The speaker also acknowledges the importance of language in expressing human emotion. In the speaker’s description of “Words wrapped round your tongue today / And broken to the shape of thought” (Lines 13-14), the speaker narrows his earlier focus from speaking of language as a broad natural phenomenon to depicting the very personal uses a language can have for the individual. For an individual, words are the means of expressing private “thought,” so that others can also know what one is thinking or feeling. The speaker also mentions the use of song in human society as a means of expressing emotion, in the lines “Sing—and singing—remember / Your song dies and changes” (Lines 19-20), suggesting that although they may be ephemeral by nature, songs are still an essential way of providing emotional release and deepening human bonds. Music also becomes an important form of language, and just like words, can transcend the individual experience to become something communal and unifying.

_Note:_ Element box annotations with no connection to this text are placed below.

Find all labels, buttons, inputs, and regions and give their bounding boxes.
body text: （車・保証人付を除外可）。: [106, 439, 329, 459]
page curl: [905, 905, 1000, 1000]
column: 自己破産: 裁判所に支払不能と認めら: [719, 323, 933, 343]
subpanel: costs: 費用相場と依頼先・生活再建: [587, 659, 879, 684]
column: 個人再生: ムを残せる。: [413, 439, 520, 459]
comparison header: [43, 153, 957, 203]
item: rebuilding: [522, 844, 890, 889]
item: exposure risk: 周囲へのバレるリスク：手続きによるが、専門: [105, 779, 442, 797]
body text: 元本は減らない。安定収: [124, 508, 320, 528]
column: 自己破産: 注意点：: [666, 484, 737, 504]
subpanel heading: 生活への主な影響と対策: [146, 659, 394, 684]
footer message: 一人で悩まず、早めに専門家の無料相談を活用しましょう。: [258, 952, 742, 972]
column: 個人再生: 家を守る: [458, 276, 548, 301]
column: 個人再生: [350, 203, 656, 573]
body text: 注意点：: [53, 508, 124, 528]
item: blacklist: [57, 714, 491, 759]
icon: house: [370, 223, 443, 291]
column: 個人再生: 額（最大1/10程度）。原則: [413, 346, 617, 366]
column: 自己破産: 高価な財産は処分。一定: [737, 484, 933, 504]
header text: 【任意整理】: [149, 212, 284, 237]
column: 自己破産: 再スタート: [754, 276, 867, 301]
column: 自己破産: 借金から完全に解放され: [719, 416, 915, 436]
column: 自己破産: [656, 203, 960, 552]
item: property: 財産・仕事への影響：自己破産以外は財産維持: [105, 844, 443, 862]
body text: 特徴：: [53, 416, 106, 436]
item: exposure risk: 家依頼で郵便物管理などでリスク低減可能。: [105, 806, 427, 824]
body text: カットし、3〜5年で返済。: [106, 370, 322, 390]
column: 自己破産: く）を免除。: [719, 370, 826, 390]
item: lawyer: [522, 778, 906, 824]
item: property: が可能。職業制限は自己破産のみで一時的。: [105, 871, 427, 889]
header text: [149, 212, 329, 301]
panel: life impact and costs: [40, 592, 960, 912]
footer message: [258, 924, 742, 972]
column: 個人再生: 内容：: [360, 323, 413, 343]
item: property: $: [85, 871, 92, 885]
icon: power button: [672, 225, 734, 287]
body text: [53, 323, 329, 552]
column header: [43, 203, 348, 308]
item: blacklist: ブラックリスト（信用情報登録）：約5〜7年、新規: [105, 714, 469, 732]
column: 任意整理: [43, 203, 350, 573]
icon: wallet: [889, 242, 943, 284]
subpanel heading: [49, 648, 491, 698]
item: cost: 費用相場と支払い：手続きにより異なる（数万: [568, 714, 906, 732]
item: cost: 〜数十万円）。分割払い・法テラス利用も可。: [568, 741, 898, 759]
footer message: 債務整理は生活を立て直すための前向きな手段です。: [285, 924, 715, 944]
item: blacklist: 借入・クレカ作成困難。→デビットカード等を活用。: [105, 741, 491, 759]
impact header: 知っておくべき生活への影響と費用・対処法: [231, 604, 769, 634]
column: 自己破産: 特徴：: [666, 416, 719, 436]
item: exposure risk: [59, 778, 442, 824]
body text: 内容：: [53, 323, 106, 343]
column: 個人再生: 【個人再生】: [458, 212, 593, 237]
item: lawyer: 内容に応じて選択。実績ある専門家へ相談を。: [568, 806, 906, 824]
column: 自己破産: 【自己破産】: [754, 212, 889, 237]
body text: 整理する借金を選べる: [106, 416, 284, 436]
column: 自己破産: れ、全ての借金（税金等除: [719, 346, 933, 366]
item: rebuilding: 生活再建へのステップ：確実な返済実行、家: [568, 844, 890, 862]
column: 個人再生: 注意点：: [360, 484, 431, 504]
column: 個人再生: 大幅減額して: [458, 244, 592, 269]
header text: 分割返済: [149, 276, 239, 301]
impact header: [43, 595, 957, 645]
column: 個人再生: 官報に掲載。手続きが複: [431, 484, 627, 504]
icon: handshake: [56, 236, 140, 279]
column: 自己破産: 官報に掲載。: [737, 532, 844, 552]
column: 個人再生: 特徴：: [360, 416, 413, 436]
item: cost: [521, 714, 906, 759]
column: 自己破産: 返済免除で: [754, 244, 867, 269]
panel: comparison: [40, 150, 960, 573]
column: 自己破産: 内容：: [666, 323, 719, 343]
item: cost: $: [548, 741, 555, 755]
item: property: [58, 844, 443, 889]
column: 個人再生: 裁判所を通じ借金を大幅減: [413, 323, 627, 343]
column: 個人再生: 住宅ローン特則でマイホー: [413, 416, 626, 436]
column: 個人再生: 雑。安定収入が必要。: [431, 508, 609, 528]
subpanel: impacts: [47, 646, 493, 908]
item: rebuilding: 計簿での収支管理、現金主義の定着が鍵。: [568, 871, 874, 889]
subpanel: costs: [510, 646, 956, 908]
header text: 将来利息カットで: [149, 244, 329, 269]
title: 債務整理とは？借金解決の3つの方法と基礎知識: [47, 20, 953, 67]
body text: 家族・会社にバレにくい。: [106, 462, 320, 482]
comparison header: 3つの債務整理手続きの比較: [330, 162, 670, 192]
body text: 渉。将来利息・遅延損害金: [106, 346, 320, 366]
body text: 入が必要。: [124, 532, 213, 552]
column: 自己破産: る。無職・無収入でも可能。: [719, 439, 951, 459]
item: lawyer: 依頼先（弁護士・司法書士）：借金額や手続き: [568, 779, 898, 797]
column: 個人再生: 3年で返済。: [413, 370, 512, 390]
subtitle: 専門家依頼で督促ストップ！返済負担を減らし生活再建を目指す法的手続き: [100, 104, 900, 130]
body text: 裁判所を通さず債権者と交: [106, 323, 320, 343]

While the speaker celebrates the ability of language to connect diverse peoples and places, he also repeatedly stresses the unstable and ultimately doomed life cycle all languages have. The fluid and dynamic nature of language is also its undoing: because “There are no handles upon a language” (Line 1), there are no means by which humans can guarantee its permanence. The inability of humans to truly “take hold of it [language]” (Line 2) means that languages are never fully regimented or controlled, even while in active use, and their mutability ensures that they will eventually die out for some reason or another. In comparing language to a “river” (Line 4) and to “mountain effluvia” (Line 8), the speaker depicts language as something that is inherently transient, which is why “Languages die like rivers” (Line 12) and are replaced by other languages. The speaker’s closing comparison of human song vanishing like “the wind / Blowing ten thousand years ago” (Lines 22-23), is the poem’s final reminder that languages cannot last forever, regardless of how important they may have been at one time.
Finally, it is also worth noting that the speaker does allude to the use of writing as a potential means of preserving language. The speaker mentions how the words that may be “wrapped round your tongue today / And broken to the shape of thought” (Lines 13-14) as a living, spoken language will one day be reduced to “faded hieroglyphics / Ten thousand years from now” (Lines 17-18). While the speaker’s reference to the written form of language may at first seem to challenge the poem’s overall thesis—as a written form would suggest that languages can be made permanent—the speaker’s choice of script is instructive: “hieroglyphics” (Line 17) did indeed preserve the language of Ancient Egypt in some form, but the knowledge of how to read the script was actually lost for many centuries, rendering the language unintelligible for many generations. Therefore, the speaker’s reference to “hieroglyphics” (Line 17) is a reminder that even writing is no guarantee of a language’s survival.